Nei primi anni Settanta Dalisi propone, attraverso i suoi scritti teorici e i laboratori avviati con i bambini del sottoproletariato del Rione Traiano, un modello di architettura partecipata, dove l’esercizio della creatività diviene lo strumento privilegiato attraverso il quale attuare le trasformazioni sociali. Al museo Madre è esposta la documentazione relativa al progetto di “architettura d’animazione” a Traiano, con cui Dalisi coinvolge attivamente i giovani abitanti del quartiere nella progettazione di strutture per il territorio stesso, stimolando processi di collaborazione e senso di appartenenza alla comunità.

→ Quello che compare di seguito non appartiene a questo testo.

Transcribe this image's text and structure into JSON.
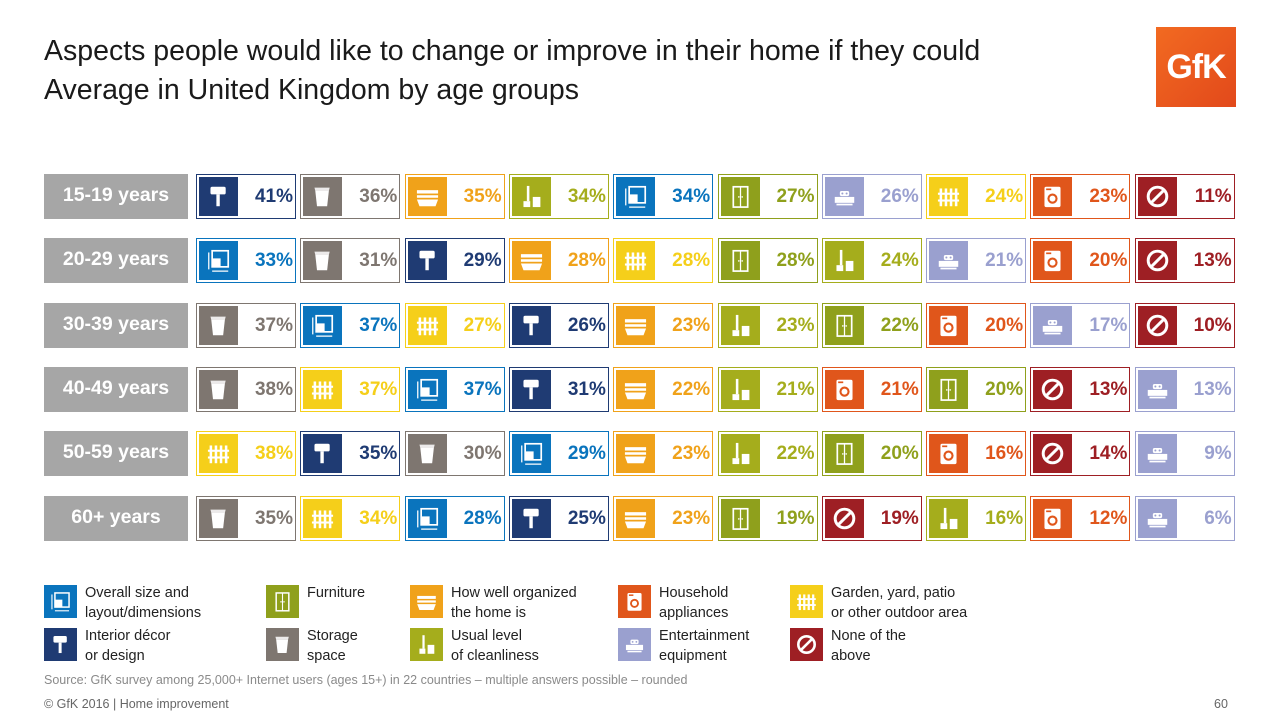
{
  "header": {
    "title_line1": "Aspects people would like to change or improve in their home if they could",
    "title_line2": "Average in United Kingdom by age groups",
    "logo_text": "GfK"
  },
  "categories": {
    "layout": {
      "label": "Overall size and\nlayout/dimensions",
      "color": "#0a74bd",
      "icon": "layout-icon"
    },
    "furniture": {
      "label": "Furniture",
      "color": "#8fa01c",
      "icon": "furniture-icon"
    },
    "organized": {
      "label": "How well organized\nthe home is",
      "color": "#f0a21a",
      "icon": "organized-icon"
    },
    "appliances": {
      "label": "Household\nappliances",
      "color": "#e0561b",
      "icon": "appliance-icon"
    },
    "garden": {
      "label": "Garden, yard, patio\nor other outdoor area",
      "color": "#f5cf1a",
      "icon": "fence-icon"
    },
    "decor": {
      "label": "Interior décor\nor design",
      "color": "#1f3b73",
      "icon": "paint-roller-icon"
    },
    "storage": {
      "label": "Storage\nspace",
      "color": "#7e7670",
      "icon": "storage-box-icon"
    },
    "clean": {
      "label": "Usual level\nof cleanliness",
      "color": "#a5ad1c",
      "icon": "broom-bucket-icon"
    },
    "entertain": {
      "label": "Entertainment\nequipment",
      "color": "#9aa0cf",
      "icon": "entertainment-icon"
    },
    "none": {
      "label": "None of the\nabove",
      "color": "#9e1f24",
      "icon": "none-icon"
    }
  },
  "legend_order": [
    "layout",
    "furniture",
    "organized",
    "appliances",
    "garden",
    "decor",
    "storage",
    "clean",
    "entertain",
    "none"
  ],
  "chart_data": {
    "type": "table",
    "title": "Aspects people would like to change or improve in their home if they could",
    "subtitle": "Average in United Kingdom by age groups",
    "unit": "%",
    "rows": [
      {
        "age": "15-19 years",
        "items": [
          [
            "decor",
            41
          ],
          [
            "storage",
            36
          ],
          [
            "organized",
            35
          ],
          [
            "clean",
            34
          ],
          [
            "layout",
            34
          ],
          [
            "furniture",
            27
          ],
          [
            "entertain",
            26
          ],
          [
            "garden",
            24
          ],
          [
            "appliances",
            23
          ],
          [
            "none",
            11
          ]
        ]
      },
      {
        "age": "20-29 years",
        "items": [
          [
            "layout",
            33
          ],
          [
            "storage",
            31
          ],
          [
            "decor",
            29
          ],
          [
            "organized",
            28
          ],
          [
            "garden",
            28
          ],
          [
            "furniture",
            28
          ],
          [
            "clean",
            24
          ],
          [
            "entertain",
            21
          ],
          [
            "appliances",
            20
          ],
          [
            "none",
            13
          ]
        ]
      },
      {
        "age": "30-39 years",
        "items": [
          [
            "storage",
            37
          ],
          [
            "layout",
            37
          ],
          [
            "garden",
            27
          ],
          [
            "decor",
            26
          ],
          [
            "organized",
            23
          ],
          [
            "clean",
            23
          ],
          [
            "furniture",
            22
          ],
          [
            "appliances",
            20
          ],
          [
            "entertain",
            17
          ],
          [
            "none",
            10
          ]
        ]
      },
      {
        "age": "40-49 years",
        "items": [
          [
            "storage",
            38
          ],
          [
            "garden",
            37
          ],
          [
            "layout",
            37
          ],
          [
            "decor",
            31
          ],
          [
            "organized",
            22
          ],
          [
            "clean",
            21
          ],
          [
            "appliances",
            21
          ],
          [
            "furniture",
            20
          ],
          [
            "none",
            13
          ],
          [
            "entertain",
            13
          ]
        ]
      },
      {
        "age": "50-59 years",
        "items": [
          [
            "garden",
            38
          ],
          [
            "decor",
            35
          ],
          [
            "storage",
            30
          ],
          [
            "layout",
            29
          ],
          [
            "organized",
            23
          ],
          [
            "clean",
            22
          ],
          [
            "furniture",
            20
          ],
          [
            "appliances",
            16
          ],
          [
            "none",
            14
          ],
          [
            "entertain",
            9
          ]
        ]
      },
      {
        "age": "60+ years",
        "items": [
          [
            "storage",
            35
          ],
          [
            "garden",
            34
          ],
          [
            "layout",
            28
          ],
          [
            "decor",
            25
          ],
          [
            "organized",
            23
          ],
          [
            "furniture",
            19
          ],
          [
            "none",
            19
          ],
          [
            "clean",
            16
          ],
          [
            "appliances",
            12
          ],
          [
            "entertain",
            6
          ]
        ]
      }
    ]
  },
  "footer": {
    "source": "Source: GfK survey among 25,000+ Internet users (ages 15+) in 22 countries – multiple answers possible – rounded",
    "copyright": "© GfK 2016 | Home improvement",
    "page_number": "60"
  }
}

Insieme alle fotografie sono presenti i modellini dell’artista, strumenti didattici finalizzati ai laboratori ma anche oggetti dotati di una propria autonomia estetica.

Negli stessi anni Dalisi è tra i fondatori del movimento dei Global Tools (1973-1975): architettura e design radicale divengono espressione di una strada alternativa al razionalismo e alla monumentalità novecenteschi, a vantaggio della creazione di strutture e oggetti realizzati con materiali leggeri, talvolta effimeri, che suggeriscono un ritmo di vita biologico. A partire da questa esperienza, l’artista approderà al design ultrapoverissimo: “manuale, semplice, provvisto di contenuti di schiettezza, genuinità e diretto sentire”, come scrive l’artista. Alla manipolazione della materia povera nelle sue forme più diverse si accompagna sempre il disegno, mezzo dove si incontrano libertà creativa e progettazione. Proprio nei disegni, di cui sono esposti alcuni esempi antecedenti all’esperienza di Traiano, convergono le diverse anime di Dalisi: l’architetto e l’artista, il teorico e il designer, l’operatore didattico e l’inventore di forme e motivi inediti.